Gallant, the archdiocesan spokesman, said he appreciates the county's desire to contain sprawl. But Catholics who already live in rural areas are clamoring for new parishes, he said, and 20,000 square feet falls far short of what's need to accommodate a church, a school and housing for clergy.
Treating private schools more harshly than public schools just isn't fair, Gallant added.
Land is cheaper in rural areas. Some backers of the size limit say that's what's really motivating the archdiocese. "Quite frankly, we're pretty offended by that," he said.
What's happening in King County is just one front in a wider war: a long-running national dispute among churches, cities and counties over local government's power to use zoning and other land-use laws to regulate religious institutions.
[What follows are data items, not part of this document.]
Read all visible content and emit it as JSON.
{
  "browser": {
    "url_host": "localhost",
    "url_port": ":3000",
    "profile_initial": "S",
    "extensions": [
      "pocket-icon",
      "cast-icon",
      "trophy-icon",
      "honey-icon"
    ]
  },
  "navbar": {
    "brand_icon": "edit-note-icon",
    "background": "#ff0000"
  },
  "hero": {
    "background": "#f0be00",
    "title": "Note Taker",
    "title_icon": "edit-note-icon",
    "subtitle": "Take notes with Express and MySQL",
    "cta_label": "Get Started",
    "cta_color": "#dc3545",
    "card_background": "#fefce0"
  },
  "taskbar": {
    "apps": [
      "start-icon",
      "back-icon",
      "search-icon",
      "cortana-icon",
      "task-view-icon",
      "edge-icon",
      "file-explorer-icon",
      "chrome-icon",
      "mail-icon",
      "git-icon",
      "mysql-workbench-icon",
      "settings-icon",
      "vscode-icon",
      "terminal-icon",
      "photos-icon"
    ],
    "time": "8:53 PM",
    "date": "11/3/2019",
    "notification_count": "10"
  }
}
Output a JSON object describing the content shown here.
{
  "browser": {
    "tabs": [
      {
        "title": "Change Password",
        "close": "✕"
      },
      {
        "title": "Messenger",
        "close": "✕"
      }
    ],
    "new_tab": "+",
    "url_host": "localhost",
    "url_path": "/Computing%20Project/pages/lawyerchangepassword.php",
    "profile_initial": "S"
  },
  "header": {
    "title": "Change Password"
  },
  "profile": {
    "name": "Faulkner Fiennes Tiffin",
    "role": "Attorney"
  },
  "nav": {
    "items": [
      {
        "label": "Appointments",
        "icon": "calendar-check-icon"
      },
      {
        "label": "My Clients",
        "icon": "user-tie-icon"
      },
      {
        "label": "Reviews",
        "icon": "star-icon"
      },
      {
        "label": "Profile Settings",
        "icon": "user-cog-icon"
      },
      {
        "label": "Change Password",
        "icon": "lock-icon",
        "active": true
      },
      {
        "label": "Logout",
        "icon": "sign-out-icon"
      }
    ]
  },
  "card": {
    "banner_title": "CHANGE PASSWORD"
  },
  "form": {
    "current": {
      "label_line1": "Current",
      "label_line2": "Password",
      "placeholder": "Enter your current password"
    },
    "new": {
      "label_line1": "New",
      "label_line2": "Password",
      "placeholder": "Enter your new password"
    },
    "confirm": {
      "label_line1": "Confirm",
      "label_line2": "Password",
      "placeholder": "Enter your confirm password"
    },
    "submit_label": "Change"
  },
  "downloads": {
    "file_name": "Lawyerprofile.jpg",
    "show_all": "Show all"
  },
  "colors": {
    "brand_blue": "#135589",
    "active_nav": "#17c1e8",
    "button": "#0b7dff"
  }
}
Congress stepped in last year, passing a law that forbids local governments from imposing any land-use rule that "imposes a substantial burden" on the exercise of religion unless there is a "compelling governmental interest."
Gallant said Sims' proposed size limit would violate that law. "We could build St. James Cathedral on the Sammamish Plateau if we wanted to," he said. But the archdiocese is willing to accept a reasonable size limit, even though it isn't required to, he added.
If the county adopts Sims' proposal and the archdiocese sues, its case will be strong, said Kevin Hasson, president of the Becket Fund for Religious Liberty in Washington, D.C., which represents churches in land-use disputes.
"Telling a church how big it can be is clearly a substantial burden," he said, "and simply saying `We don't want sprawl around here' is not a compelling governmental interest."
Congress passed a similar law in 1993, but the U.S. Supreme Court struck it down in 1997 as an unconstitutional federal intrusion into state affairs. New York University law professor Marci Hamilton, who argued that case on local government's behalf, predicted the new law eventually will be found unconstitutional as well.
"The federal government is intruding on the last bastion of local governments, and that's land use," she said.